Maxian turned to his brother, a ghastly expression on his face. "I dreamed… I dreamed he was dead. His face was pale, blood streaked the water, lapping over him…"
"Nothing has happened to our Horse," Galen said firmly, taking Maxian's shoulders in hand. "Nothing."
Shoulders slumping in relief, Maxian sat heavily on the table. Behind him, the vision of his brother continued to declaim, now indicating the maps with a stubby finger. The officers leaned close, faces intent on the diagrams.
"I couldn't sleep," Maxian said softly, avoiding Galen's eyes. His right hand batted at the air beside his ear. "Voices were whispering, telling me things-they said Horse was dead, cut down, lungs filling with water-and I could do nothing. Everything was in ruins…"
"It's not true," Galen said, managing a very tired smile. "But I have the same dreams, when I try to sleep, filled with disaster and calamity." He rubbed his eyes. "In truth, this battle today was the first good news in weeks."
"I should be there," Maxian said, sitting up straighter. He glared at his brother. "The Persian sorcerer is there, isn't he?" The prince turned to the telecast, taking obvious comfort from the sight of Aurelian in good health. "Show me the enemy," he said in a commanding voice.

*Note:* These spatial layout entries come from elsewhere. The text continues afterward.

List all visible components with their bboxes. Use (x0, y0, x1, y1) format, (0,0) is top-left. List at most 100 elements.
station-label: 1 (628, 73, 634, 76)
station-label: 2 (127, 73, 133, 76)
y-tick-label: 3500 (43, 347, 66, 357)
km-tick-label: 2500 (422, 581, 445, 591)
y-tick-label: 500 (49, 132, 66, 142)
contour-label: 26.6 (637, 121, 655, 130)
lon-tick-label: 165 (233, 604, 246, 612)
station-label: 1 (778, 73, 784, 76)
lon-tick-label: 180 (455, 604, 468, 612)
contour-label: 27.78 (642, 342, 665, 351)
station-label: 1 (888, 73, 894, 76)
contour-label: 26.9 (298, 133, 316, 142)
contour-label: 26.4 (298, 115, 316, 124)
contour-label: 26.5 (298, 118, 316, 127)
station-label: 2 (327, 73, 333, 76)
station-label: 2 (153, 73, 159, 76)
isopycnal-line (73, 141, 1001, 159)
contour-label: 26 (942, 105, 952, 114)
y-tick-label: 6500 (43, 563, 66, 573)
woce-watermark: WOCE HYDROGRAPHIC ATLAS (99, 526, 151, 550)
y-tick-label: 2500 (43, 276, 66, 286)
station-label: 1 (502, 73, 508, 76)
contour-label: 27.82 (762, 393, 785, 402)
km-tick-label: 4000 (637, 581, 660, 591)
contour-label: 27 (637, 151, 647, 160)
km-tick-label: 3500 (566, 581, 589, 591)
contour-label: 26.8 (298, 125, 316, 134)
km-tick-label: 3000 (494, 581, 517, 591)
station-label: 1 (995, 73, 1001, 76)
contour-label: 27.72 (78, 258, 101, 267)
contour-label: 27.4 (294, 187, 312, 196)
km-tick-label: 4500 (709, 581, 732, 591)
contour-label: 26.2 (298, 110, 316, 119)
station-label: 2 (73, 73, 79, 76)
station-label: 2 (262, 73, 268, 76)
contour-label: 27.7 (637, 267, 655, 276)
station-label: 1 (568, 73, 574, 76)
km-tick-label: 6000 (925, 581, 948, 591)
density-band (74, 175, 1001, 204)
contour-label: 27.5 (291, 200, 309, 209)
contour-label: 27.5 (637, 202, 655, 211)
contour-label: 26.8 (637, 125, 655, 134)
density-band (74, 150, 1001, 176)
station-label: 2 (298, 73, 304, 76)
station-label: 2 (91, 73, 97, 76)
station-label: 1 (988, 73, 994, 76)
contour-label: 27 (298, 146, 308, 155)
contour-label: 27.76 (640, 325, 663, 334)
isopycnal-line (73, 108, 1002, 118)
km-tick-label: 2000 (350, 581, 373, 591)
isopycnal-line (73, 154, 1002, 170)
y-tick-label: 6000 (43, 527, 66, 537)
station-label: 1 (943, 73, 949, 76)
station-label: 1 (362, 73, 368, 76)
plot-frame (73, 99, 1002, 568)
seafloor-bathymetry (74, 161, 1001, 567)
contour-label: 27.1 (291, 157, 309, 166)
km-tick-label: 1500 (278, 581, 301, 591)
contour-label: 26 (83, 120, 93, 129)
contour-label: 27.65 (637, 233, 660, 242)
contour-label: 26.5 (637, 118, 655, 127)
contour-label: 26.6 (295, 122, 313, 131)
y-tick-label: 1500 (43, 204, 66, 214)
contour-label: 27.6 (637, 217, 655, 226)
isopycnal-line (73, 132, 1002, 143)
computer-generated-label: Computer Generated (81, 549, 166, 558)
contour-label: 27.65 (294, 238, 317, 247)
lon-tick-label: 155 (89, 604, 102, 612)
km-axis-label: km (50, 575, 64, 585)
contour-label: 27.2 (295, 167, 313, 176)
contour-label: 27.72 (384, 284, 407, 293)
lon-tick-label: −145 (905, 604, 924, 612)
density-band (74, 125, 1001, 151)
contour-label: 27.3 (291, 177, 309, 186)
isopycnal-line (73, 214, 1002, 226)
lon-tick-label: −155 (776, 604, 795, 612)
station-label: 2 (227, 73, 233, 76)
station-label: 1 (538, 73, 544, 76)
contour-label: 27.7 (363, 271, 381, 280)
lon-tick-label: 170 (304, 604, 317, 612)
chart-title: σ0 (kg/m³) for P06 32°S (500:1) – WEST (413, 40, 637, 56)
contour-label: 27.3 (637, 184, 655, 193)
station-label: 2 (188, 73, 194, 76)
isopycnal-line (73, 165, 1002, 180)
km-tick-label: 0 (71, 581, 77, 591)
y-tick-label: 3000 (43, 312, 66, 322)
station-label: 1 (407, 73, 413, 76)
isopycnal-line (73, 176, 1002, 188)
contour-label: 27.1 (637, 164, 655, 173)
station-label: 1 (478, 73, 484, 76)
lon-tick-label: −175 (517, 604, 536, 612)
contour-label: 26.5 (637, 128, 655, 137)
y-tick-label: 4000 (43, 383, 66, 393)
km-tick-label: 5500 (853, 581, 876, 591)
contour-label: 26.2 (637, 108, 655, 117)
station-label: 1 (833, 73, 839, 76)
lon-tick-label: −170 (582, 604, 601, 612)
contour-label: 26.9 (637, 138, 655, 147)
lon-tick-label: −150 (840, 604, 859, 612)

"No!" Galen lunged forward, then pulled himself up short. I can't control the cursed thing with my fists… "Maxian-if we can see him, he can see us!"
The scene shifted with dizzying speed, flashing over flat-roofed buildings-a towering wall-men marching along a rampart studded with stakes and towers, winging over trampled grass and boggy ground. Maxian grimaced, looking pained. Galen made a halfhearted gesture at the disc. The Persian camp swelled into view, tired, curly-bearded faces flashing past.
"Please, Max, they don't know we can watch them!"
Growling in disgust, Maxian sketched a sign in the air and the disk abruptly went dark. A whining hum skittered down, then bronze clattered on stone as the sphere of fire hissed into silence. A low, ringing tone bounced and jangled from the ceiling as the last, innermost gear rattled from side to side, then lay still.
"Your secret is safe." Maxian's voice was surly and the prince drew himself up, lips curled in almost a snarl. "And I am safe too, trapped here in Rome, while our soldiers bleed in some Egyptian field, and my brother tries to hold back sorcery with nothing but mortal bone and muscle!"